Kein Mensch lebt gern in einer Situation des dauernden Konfliktes. So etwas nagt an uns. Wir fühlen uns unwohl, unsicher, wollen das Belastende auflösen. Trotzdem, dieser Umstand sollte niemals dazu verleiten den Anspruch queerer Politiken zurückzustellen oder gar aufzugeben. Auch nicht um des lieben Friedens willen. Der dann doch ein fauler Frieden ist. Das Bild einer harmonischen Koexistenz von queeren Ansätzen und heterosexueller Hegemonie ist eine Illusion. Es sind zwei gegensätzliche Gesellschaftsentwürfe. Da wo das eine Praxis ist, kann das andere nicht verwirklicht sein. Wer etwas anderes postuliert, sollte sich fragen, ob er sich wirklich queeren Zielen verpflichtet fühlt oder doch nur in kompliz:innenhafter Weise eine Nische in der heterosexuellen Hegemonie einnehmen will, um dort ein möglichst ruhiges Leben führen zu können.

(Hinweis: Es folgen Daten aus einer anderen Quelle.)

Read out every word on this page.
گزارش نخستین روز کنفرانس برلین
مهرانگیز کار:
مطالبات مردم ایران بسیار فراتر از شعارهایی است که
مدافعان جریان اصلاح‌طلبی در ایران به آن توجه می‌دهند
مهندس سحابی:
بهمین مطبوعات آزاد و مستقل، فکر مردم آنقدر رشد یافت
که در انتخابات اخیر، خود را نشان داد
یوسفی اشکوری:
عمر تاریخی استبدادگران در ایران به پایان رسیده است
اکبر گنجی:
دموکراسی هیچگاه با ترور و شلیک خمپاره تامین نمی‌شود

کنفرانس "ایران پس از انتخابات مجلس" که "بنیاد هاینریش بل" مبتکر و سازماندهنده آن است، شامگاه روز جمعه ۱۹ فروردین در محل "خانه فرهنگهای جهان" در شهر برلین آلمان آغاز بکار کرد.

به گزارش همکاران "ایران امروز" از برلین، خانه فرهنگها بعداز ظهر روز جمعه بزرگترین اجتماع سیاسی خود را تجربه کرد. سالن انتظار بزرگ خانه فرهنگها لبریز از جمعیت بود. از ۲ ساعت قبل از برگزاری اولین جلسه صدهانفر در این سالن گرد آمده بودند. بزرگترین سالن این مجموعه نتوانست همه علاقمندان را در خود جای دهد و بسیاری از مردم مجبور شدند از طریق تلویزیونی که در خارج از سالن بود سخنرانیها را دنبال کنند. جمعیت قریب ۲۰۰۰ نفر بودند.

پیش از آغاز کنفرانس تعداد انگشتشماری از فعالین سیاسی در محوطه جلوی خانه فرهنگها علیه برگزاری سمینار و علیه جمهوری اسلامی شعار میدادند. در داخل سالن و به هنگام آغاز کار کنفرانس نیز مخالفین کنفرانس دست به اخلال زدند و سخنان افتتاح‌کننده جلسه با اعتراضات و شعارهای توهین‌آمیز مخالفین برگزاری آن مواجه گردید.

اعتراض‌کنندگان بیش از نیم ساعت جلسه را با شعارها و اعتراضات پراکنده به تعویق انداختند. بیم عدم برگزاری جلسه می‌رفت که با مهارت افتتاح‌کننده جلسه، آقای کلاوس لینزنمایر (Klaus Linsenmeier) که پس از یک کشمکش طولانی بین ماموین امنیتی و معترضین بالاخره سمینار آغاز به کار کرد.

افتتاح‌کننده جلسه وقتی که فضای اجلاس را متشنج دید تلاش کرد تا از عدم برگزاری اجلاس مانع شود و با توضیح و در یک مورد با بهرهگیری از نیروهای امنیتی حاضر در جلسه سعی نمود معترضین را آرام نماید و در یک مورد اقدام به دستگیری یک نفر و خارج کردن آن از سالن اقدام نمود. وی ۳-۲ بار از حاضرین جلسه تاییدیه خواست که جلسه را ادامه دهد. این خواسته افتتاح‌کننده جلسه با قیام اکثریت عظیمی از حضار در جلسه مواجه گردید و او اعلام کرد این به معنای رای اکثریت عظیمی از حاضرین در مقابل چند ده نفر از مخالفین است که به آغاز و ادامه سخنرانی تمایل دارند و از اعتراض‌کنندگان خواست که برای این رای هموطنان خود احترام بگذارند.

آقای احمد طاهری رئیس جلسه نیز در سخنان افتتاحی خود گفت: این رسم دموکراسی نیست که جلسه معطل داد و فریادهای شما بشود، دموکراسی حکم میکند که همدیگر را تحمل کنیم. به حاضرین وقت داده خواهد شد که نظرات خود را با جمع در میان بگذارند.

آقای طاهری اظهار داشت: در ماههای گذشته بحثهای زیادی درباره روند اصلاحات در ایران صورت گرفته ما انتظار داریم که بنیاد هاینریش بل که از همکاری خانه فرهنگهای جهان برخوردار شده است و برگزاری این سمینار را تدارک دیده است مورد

Gerechtigkeit, Freiheit und die Menschenwürde dürfen nicht den inneren Nöten jener geopfert werden, denen diese Werte Angst machen. Queer heißt Verteilungskämpfe auszuhalten, mutig zu bestreiten, souverän zu bleiben und da wo immer es uns möglich ist, Privilegien wegzunehmen. Ein anderes queer darf, ja kann es nicht geben.